Acceleration of tracer and light particles in compressible homogeneous isotropic turbulence

TL;DR

This study investigates how tracer and light particles accelerate in compressible isotropic turbulence using DNS data up to Mach 1, revealing distinct acceleration behaviors linked to flow structures near shocklets.

Contribution

It provides new insights into particle acceleration statistics in compressible turbulence, highlighting differences between tracer and light particles and their relation to flow features.

Findings

Flatness factor of acceleration increases with Mach number for tracers.

Light particles show a maximum in acceleration flatness at Mach 0.6.

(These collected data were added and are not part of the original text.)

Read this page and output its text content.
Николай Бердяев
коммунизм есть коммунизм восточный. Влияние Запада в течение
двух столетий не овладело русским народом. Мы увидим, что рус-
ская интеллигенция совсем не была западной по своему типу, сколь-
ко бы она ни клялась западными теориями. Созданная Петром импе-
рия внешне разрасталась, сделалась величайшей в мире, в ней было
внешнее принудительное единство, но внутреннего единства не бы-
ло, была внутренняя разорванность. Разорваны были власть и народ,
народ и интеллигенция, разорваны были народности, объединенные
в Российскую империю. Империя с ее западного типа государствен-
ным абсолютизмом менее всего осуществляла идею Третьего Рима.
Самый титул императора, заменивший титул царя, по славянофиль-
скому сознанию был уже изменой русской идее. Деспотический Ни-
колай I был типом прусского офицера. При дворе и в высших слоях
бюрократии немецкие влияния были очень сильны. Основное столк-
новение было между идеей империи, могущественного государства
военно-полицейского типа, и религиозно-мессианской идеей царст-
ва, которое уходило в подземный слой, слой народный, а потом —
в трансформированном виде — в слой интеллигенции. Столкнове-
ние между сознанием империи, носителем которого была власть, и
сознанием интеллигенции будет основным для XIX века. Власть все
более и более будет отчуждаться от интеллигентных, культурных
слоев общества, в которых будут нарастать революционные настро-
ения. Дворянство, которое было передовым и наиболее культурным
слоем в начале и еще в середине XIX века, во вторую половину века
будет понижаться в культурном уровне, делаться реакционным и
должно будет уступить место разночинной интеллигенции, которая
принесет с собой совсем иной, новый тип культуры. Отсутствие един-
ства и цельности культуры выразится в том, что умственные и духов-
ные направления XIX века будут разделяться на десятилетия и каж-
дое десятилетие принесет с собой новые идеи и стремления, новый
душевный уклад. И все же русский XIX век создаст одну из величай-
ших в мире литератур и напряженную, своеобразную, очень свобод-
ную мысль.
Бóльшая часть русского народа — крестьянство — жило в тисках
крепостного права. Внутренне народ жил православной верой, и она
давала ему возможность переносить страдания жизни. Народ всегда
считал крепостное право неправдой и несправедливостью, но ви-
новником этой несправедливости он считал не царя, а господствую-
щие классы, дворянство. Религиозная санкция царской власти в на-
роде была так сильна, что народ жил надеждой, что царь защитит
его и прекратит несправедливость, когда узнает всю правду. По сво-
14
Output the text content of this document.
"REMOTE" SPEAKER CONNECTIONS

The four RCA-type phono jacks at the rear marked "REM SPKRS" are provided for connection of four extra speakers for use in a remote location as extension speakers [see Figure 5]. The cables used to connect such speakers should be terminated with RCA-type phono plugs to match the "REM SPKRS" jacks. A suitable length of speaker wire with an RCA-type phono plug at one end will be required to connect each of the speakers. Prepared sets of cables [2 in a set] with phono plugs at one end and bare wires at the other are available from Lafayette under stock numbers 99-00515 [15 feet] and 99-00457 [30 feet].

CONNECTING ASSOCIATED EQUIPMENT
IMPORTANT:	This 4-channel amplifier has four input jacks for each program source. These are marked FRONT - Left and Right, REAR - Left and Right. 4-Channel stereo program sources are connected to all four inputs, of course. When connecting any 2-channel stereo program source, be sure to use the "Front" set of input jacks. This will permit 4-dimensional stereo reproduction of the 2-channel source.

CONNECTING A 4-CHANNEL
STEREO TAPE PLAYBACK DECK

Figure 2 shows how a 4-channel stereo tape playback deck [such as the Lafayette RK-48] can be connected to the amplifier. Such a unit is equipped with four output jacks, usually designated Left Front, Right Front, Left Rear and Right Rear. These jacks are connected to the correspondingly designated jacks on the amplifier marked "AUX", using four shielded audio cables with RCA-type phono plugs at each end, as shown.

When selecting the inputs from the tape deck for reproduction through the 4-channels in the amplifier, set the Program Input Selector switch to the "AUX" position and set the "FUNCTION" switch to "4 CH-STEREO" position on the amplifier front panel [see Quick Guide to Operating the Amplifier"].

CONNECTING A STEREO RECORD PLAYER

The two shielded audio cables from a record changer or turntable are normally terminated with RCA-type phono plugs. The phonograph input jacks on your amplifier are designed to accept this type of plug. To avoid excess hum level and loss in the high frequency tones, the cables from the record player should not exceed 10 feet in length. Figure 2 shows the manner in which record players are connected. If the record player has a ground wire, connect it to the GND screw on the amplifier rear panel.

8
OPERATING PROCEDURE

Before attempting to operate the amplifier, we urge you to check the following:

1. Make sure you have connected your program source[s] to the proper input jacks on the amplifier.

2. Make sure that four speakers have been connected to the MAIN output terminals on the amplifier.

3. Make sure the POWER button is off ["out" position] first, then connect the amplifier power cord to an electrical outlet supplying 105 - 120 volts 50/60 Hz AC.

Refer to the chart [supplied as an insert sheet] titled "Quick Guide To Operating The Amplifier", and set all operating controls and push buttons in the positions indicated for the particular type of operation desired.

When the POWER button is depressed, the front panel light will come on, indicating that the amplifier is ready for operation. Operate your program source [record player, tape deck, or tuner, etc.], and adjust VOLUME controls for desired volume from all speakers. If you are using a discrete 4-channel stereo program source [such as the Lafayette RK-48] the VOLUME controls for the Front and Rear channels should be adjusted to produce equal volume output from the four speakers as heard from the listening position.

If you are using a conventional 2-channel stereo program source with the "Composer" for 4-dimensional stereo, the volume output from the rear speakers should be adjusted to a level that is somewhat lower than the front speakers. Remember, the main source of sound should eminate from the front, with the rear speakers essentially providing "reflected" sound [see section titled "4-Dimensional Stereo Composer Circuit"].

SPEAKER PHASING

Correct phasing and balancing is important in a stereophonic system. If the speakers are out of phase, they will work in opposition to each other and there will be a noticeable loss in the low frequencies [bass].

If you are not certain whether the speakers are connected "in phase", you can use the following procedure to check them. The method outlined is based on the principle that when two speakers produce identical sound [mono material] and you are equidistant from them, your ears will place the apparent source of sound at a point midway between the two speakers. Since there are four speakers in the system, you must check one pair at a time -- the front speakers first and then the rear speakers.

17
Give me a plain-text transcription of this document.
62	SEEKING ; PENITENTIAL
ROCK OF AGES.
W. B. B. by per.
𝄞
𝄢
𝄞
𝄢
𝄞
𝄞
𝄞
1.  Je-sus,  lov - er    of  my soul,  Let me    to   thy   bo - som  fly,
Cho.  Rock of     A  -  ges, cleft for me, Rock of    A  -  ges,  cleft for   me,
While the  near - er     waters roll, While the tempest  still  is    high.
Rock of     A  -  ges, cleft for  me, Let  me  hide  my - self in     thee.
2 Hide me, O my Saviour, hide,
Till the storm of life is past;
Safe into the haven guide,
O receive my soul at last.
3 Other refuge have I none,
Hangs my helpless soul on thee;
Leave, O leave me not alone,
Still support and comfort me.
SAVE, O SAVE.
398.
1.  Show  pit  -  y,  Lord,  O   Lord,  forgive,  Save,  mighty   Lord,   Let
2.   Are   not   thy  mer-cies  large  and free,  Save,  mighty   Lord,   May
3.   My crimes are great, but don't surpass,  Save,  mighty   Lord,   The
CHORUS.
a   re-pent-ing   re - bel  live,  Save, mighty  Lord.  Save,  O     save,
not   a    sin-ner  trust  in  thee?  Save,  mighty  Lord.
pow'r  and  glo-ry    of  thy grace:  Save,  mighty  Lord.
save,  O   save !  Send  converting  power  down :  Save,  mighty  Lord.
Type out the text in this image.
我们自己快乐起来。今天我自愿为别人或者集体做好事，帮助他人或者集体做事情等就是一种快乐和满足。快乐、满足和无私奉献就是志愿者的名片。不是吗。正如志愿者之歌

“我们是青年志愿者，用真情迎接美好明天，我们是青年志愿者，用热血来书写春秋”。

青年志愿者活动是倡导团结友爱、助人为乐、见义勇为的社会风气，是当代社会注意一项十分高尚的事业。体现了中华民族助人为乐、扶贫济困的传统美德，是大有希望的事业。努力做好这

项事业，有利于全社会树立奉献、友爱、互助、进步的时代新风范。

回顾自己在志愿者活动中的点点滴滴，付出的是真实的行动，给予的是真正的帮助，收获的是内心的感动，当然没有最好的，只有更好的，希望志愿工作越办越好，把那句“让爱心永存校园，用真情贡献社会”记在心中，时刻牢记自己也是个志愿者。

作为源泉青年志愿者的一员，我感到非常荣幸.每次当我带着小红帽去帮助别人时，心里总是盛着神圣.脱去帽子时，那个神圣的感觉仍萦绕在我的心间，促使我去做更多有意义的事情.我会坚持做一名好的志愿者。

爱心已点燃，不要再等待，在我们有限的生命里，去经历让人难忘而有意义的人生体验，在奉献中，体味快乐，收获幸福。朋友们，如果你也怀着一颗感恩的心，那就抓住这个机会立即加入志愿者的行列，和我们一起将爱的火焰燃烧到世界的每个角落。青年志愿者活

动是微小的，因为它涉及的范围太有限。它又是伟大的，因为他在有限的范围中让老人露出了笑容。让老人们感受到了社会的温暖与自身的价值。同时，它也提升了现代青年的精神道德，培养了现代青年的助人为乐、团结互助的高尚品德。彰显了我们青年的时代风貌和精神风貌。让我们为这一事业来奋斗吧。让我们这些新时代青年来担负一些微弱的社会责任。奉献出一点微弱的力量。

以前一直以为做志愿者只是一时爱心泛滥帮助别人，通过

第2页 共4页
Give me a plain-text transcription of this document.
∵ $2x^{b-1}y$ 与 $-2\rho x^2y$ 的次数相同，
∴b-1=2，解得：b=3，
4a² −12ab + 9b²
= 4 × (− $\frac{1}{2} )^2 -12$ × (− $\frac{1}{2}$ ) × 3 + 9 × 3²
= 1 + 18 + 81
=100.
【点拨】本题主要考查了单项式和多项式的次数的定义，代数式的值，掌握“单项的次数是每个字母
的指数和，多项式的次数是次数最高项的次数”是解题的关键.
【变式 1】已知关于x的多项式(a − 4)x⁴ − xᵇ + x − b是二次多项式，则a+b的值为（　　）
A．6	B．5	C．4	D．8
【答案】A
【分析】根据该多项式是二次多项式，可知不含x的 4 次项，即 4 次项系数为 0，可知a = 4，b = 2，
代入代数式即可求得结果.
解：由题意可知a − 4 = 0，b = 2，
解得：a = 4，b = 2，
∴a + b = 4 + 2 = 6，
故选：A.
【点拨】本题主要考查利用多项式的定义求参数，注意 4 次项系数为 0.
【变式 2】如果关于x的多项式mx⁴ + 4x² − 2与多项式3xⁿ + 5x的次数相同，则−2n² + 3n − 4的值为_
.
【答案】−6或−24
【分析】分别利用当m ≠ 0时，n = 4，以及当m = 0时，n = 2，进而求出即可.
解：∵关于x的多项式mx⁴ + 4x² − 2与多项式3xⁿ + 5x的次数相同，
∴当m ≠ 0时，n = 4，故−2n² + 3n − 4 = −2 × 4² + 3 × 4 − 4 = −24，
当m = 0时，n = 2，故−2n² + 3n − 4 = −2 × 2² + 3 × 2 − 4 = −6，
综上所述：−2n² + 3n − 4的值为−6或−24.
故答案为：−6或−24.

Acceleration skewness varies differently for tracers and light particles with Mach number.

Abstract

The accelerations of tracer and light particles in compressible homogeneous isotropic turbulence (CHIT) is investigated by using data from direct numerical simulations (DNS) up to turbulent Mach number $M_t =1$. For tracer particles, the flatness factor of acceleration components, $F_a$, increases gradually for $M_t \in [0.3, 1]$. On the contrary, $F_a$ for light particles develops a maximum around $M_t \sim 0.6$. The PDF of longitudinal acceleration of tracers is increasingly skewed towards the negative value as $M_t$ increases. By contrast, for light particles, the skewness factor of longitudinal acceleration, $S_a$, firstly becomes more negative with the increase of $M_t$, and then goes back to $0$ when $M_t$ is larger than $0.6$. Similarly, differences among tracers and light particles appear also in the zero-crossing time of acceleration correlation. It is argued that all these phenomenons are intimately linked to the flow structures in compression regions, e.g. close to shocklets.